The three older kids (right now aged 13, 11 and 9) have several subjects that they work on each day. I loosely follow the schedules outlined in the book A Well-Trained Mind which is a great resource for classical homeschooling (albeit a bit overwhelming). They rotate between language arts (grammar, literature, spelling/vocabulary, writing), math, science or nature study, and foreign language. It’s a balancing act to make sure they’re getting every subject area and doing what they’re supposed to but we do the best we can.
12pm: Make, eat and clean up lunch.
1pm: Babies go down for naps and the middle kids go to their rooms for quiet time. I’m not super strict on this since I go to our separate guesthouse to do my sewing and work time now, but the rule is no fighting or mess making and they can’t wake up the babies.
Older children can use quiet time to finish their school work if needed.
3pm: Kids get free time to play outside, finish chores (our full chore chart explanation is here), or whatever. I wake babies up and we just hang out for an hour or so until I need to start dinner.
5:30/6pm: Luke gets home and we eat dinner. Afterwards, kids clean up by doing their dish jobs and helping get babies ready for bed. Then they play with dad for a bit, we read scriptures together and go to bed.
That’s our day in a nutshell. Full disclosure: this is a very perfect example without interruptions or meltdowns and it’s not unusual for me to leave for an appointment somewhere or take kids to preschool or piano lessons or whatever. We roll with the punches on those days but it really helps to have this basic daily schedule to come back to. Even when life hits us and there’s not a lot of strict academic work, there are still lots of your typical family life obligations to keep us busy. Things like cleaning, meal times, laundry and helping out with babies can sometimes take most of the day. It may not look anything like public school but I particularly love our relaxed homeschool routine when life gets crazy.

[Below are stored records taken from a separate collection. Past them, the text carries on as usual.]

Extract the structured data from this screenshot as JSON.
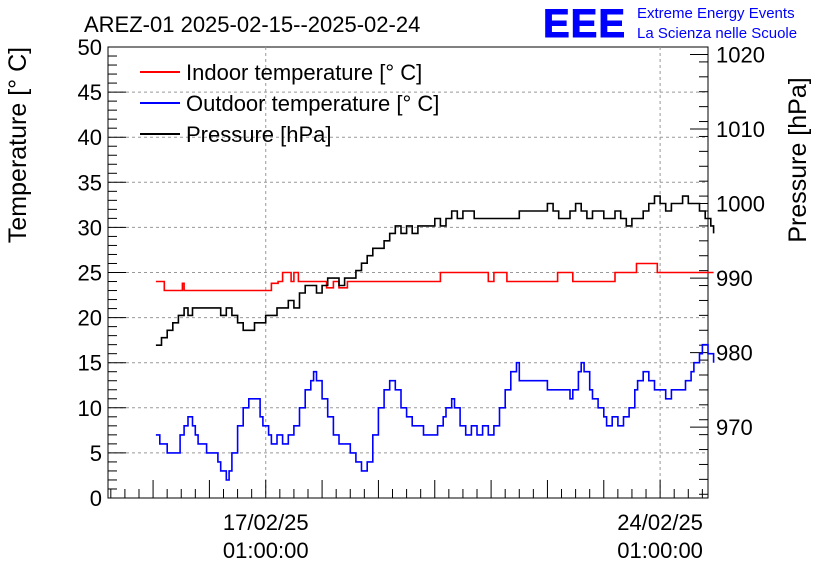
{
  "chart_data": {
    "type": "line",
    "title": "AREZ-01 2025-02-15--2025-02-24",
    "ylabel": "Temperature [° C]",
    "y2label": "Pressure [hPa]",
    "ylim": [
      0,
      50
    ],
    "y2lim": [
      960.5,
      1021
    ],
    "x_ticks": [
      {
        "label_line1": "17/02/25",
        "label_line2": "01:00:00",
        "day": 2
      },
      {
        "label_line1": "24/02/25",
        "label_line2": "01:00:00",
        "day": 9
      }
    ],
    "xlim_days": [
      -0.8,
      9.85
    ],
    "y_ticks": [
      0,
      5,
      10,
      15,
      20,
      25,
      30,
      35,
      40,
      45,
      50
    ],
    "y2_ticks": [
      970,
      980,
      990,
      1000,
      1010,
      1020
    ],
    "grid": true,
    "legend_position": "top-left",
    "series": [
      {
        "name": "Indoor temperature [° C]",
        "color": "#ff0000",
        "axis": "left",
        "points": [
          [
            0.05,
            24
          ],
          [
            0.12,
            24
          ],
          [
            0.2,
            23
          ],
          [
            0.45,
            23
          ],
          [
            0.52,
            23.8
          ],
          [
            0.55,
            23
          ],
          [
            1.3,
            23
          ],
          [
            2.08,
            23
          ],
          [
            2.1,
            23.8
          ],
          [
            2.22,
            24
          ],
          [
            2.3,
            25
          ],
          [
            2.45,
            24
          ],
          [
            2.5,
            25
          ],
          [
            2.58,
            24
          ],
          [
            2.75,
            24
          ],
          [
            3.0,
            24
          ],
          [
            3.08,
            23.3
          ],
          [
            3.2,
            24
          ],
          [
            3.3,
            23.3
          ],
          [
            3.45,
            24
          ],
          [
            3.6,
            24
          ],
          [
            3.7,
            24
          ],
          [
            4.5,
            24
          ],
          [
            5.0,
            24
          ],
          [
            5.1,
            25
          ],
          [
            5.95,
            24
          ],
          [
            6.05,
            25
          ],
          [
            6.22,
            25
          ],
          [
            6.28,
            24
          ],
          [
            6.3,
            24
          ],
          [
            6.65,
            24
          ],
          [
            7.1,
            24
          ],
          [
            7.18,
            25
          ],
          [
            7.38,
            25
          ],
          [
            7.45,
            24
          ],
          [
            7.75,
            24
          ],
          [
            7.85,
            24
          ],
          [
            8.1,
            24
          ],
          [
            8.2,
            25
          ],
          [
            8.5,
            25
          ],
          [
            8.58,
            26
          ],
          [
            8.9,
            26
          ],
          [
            8.95,
            25
          ],
          [
            9.95,
            25
          ]
        ]
      },
      {
        "name": "Outdoor temperature [° C]",
        "color": "#0000ff",
        "axis": "left",
        "points": [
          [
            0.05,
            7
          ],
          [
            0.1,
            7
          ],
          [
            0.12,
            6
          ],
          [
            0.22,
            6
          ],
          [
            0.25,
            5
          ],
          [
            0.42,
            5
          ],
          [
            0.48,
            7
          ],
          [
            0.55,
            8
          ],
          [
            0.62,
            9
          ],
          [
            0.7,
            8
          ],
          [
            0.75,
            7
          ],
          [
            0.8,
            6
          ],
          [
            0.9,
            6
          ],
          [
            0.95,
            5
          ],
          [
            1.1,
            5
          ],
          [
            1.15,
            4
          ],
          [
            1.2,
            3
          ],
          [
            1.3,
            2
          ],
          [
            1.35,
            3
          ],
          [
            1.4,
            5
          ],
          [
            1.5,
            8
          ],
          [
            1.6,
            10
          ],
          [
            1.7,
            11
          ],
          [
            1.8,
            11
          ],
          [
            1.9,
            9
          ],
          [
            1.95,
            8
          ],
          [
            2.05,
            7
          ],
          [
            2.1,
            6
          ],
          [
            2.2,
            7
          ],
          [
            2.3,
            6
          ],
          [
            2.4,
            7
          ],
          [
            2.5,
            8
          ],
          [
            2.6,
            10
          ],
          [
            2.7,
            12
          ],
          [
            2.8,
            13
          ],
          [
            2.85,
            14
          ],
          [
            2.9,
            13
          ],
          [
            3.0,
            11
          ],
          [
            3.1,
            9
          ],
          [
            3.2,
            7
          ],
          [
            3.3,
            6
          ],
          [
            3.4,
            6
          ],
          [
            3.5,
            5
          ],
          [
            3.6,
            4
          ],
          [
            3.7,
            3
          ],
          [
            3.8,
            4
          ],
          [
            3.9,
            7
          ],
          [
            4.0,
            10
          ],
          [
            4.1,
            12
          ],
          [
            4.2,
            13
          ],
          [
            4.3,
            12
          ],
          [
            4.4,
            10
          ],
          [
            4.5,
            9
          ],
          [
            4.6,
            8
          ],
          [
            4.7,
            8
          ],
          [
            4.8,
            7
          ],
          [
            4.95,
            7
          ],
          [
            5.05,
            8
          ],
          [
            5.15,
            9
          ],
          [
            5.2,
            10
          ],
          [
            5.3,
            11
          ],
          [
            5.35,
            10
          ],
          [
            5.45,
            8
          ],
          [
            5.55,
            7
          ],
          [
            5.65,
            8
          ],
          [
            5.75,
            7
          ],
          [
            5.85,
            8
          ],
          [
            5.95,
            7
          ],
          [
            6.05,
            8
          ],
          [
            6.15,
            10
          ],
          [
            6.25,
            12
          ],
          [
            6.35,
            14
          ],
          [
            6.45,
            15
          ],
          [
            6.5,
            13
          ],
          [
            6.6,
            13
          ],
          [
            7.0,
            12
          ],
          [
            7.4,
            11
          ],
          [
            7.45,
            12
          ],
          [
            7.55,
            14
          ],
          [
            7.6,
            15
          ],
          [
            7.65,
            14
          ],
          [
            7.75,
            12
          ],
          [
            7.8,
            11
          ],
          [
            7.9,
            10
          ],
          [
            8.0,
            9
          ],
          [
            8.05,
            8
          ],
          [
            8.15,
            9
          ],
          [
            8.25,
            8
          ],
          [
            8.35,
            9
          ],
          [
            8.45,
            10
          ],
          [
            8.55,
            12
          ],
          [
            8.6,
            13
          ],
          [
            8.7,
            14
          ],
          [
            8.8,
            13
          ],
          [
            8.9,
            12
          ],
          [
            9.0,
            12
          ],
          [
            9.1,
            11
          ],
          [
            9.2,
            12
          ],
          [
            9.3,
            12
          ],
          [
            9.45,
            13
          ],
          [
            9.55,
            14
          ],
          [
            9.6,
            15
          ],
          [
            9.7,
            16
          ],
          [
            9.75,
            17
          ],
          [
            9.85,
            16
          ],
          [
            9.95,
            15
          ]
        ]
      },
      {
        "name": "Pressure [hPa]",
        "color": "#000000",
        "axis": "right",
        "points": [
          [
            0.05,
            981
          ],
          [
            0.15,
            982
          ],
          [
            0.25,
            983
          ],
          [
            0.35,
            984
          ],
          [
            0.45,
            985
          ],
          [
            0.55,
            986
          ],
          [
            0.62,
            985
          ],
          [
            0.7,
            986
          ],
          [
            0.9,
            986
          ],
          [
            1.1,
            986
          ],
          [
            1.2,
            985
          ],
          [
            1.3,
            986
          ],
          [
            1.4,
            985
          ],
          [
            1.5,
            984
          ],
          [
            1.6,
            983
          ],
          [
            1.7,
            983
          ],
          [
            1.8,
            984
          ],
          [
            1.9,
            984
          ],
          [
            2.0,
            985
          ],
          [
            2.1,
            985
          ],
          [
            2.2,
            986
          ],
          [
            2.3,
            986
          ],
          [
            2.4,
            987
          ],
          [
            2.5,
            986
          ],
          [
            2.6,
            988
          ],
          [
            2.7,
            989
          ],
          [
            2.8,
            989
          ],
          [
            2.9,
            988
          ],
          [
            3.0,
            989
          ],
          [
            3.1,
            990
          ],
          [
            3.2,
            990
          ],
          [
            3.3,
            989
          ],
          [
            3.4,
            990
          ],
          [
            3.5,
            990
          ],
          [
            3.6,
            991
          ],
          [
            3.7,
            992
          ],
          [
            3.8,
            993
          ],
          [
            3.9,
            994
          ],
          [
            4.0,
            994
          ],
          [
            4.1,
            995
          ],
          [
            4.2,
            996
          ],
          [
            4.3,
            997
          ],
          [
            4.4,
            996
          ],
          [
            4.5,
            997
          ],
          [
            4.6,
            996
          ],
          [
            4.7,
            997
          ],
          [
            4.8,
            997
          ],
          [
            4.9,
            997
          ],
          [
            5.0,
            998
          ],
          [
            5.1,
            997
          ],
          [
            5.2,
            998
          ],
          [
            5.3,
            999
          ],
          [
            5.4,
            998
          ],
          [
            5.5,
            999
          ],
          [
            5.6,
            999
          ],
          [
            5.7,
            998
          ],
          [
            6.5,
            999
          ],
          [
            7.0,
            1000
          ],
          [
            7.1,
            999
          ],
          [
            7.2,
            998
          ],
          [
            7.3,
            998
          ],
          [
            7.4,
            999
          ],
          [
            7.5,
            1000
          ],
          [
            7.6,
            999
          ],
          [
            7.7,
            998
          ],
          [
            7.8,
            999
          ],
          [
            7.9,
            999
          ],
          [
            8.0,
            998
          ],
          [
            8.1,
            998
          ],
          [
            8.2,
            999
          ],
          [
            8.3,
            998
          ],
          [
            8.4,
            997
          ],
          [
            8.5,
            998
          ],
          [
            8.6,
            998
          ],
          [
            8.7,
            999
          ],
          [
            8.8,
            1000
          ],
          [
            8.9,
            1001
          ],
          [
            9.0,
            1000
          ],
          [
            9.1,
            999
          ],
          [
            9.2,
            1000
          ],
          [
            9.3,
            1000
          ],
          [
            9.4,
            1001
          ],
          [
            9.5,
            1000
          ],
          [
            9.6,
            1000
          ],
          [
            9.7,
            999
          ],
          [
            9.8,
            998
          ],
          [
            9.9,
            997
          ],
          [
            9.95,
            996
          ]
        ]
      }
    ]
  },
  "branding": {
    "logo_text": "EEE",
    "line1": "Extreme Energy Events",
    "line2": "La Scienza nelle Scuole",
    "color": "#0000ff"
  }
}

We do loosely follow the local public school’s schedule for our homeschool year. Since it’s so hot and miserable outside here in the summer, I’ve dabbled with the idea of doing more school in the hot months and less when it’s cool and beautiful outside, but since the neighbors are out of school in the summer, my kids just want to play with friends all day. We do try to keep a few fun subjects going in the summer time like foreign language, typing, reading, etc.
I also regularly get questions about how we organize our homeschool planning. While I’ve seen some of my friends use a homeschool planner, I’ve never purchased one before. I simply keep all our plans in a big binder which includes ideas for lesson plans, lists of books and curricula, poetry and other memorization and more. Basically anything I see or read that inspires me to educate my kids in one way or another gets stuck in there.
Finally, I know it seems that most homeschool families are run by a stay at home mom but I’ve found that homeschooling actually lends itself really well to a working mom’s schedule. Obviously working from home is easiest, but those afternoon quiet and play time hours usually leave me free to record podcasts, write articles and make videos. Being a homeschooling mom has probably been the main reason I’ve been able to balance being an entrepreneur and so many kids at the same time!
Let me know what you think about our large homeschooling family schedule and what else you’d add if you were in charge. We love being a homeschool family and I hope that my kids have lots of great memories of being home together most days.
UPDATE: Now that we have a highschooler, things look pretty different for him. Liam chose to go to a local charter school for his sophomore year and really enjoyed it. But then, during his junior year, he decided to stay home again, get a part-time job, and attend online community college classes. He’s doing really well and we’re super proud of how self-motivated and hard-working he’s become.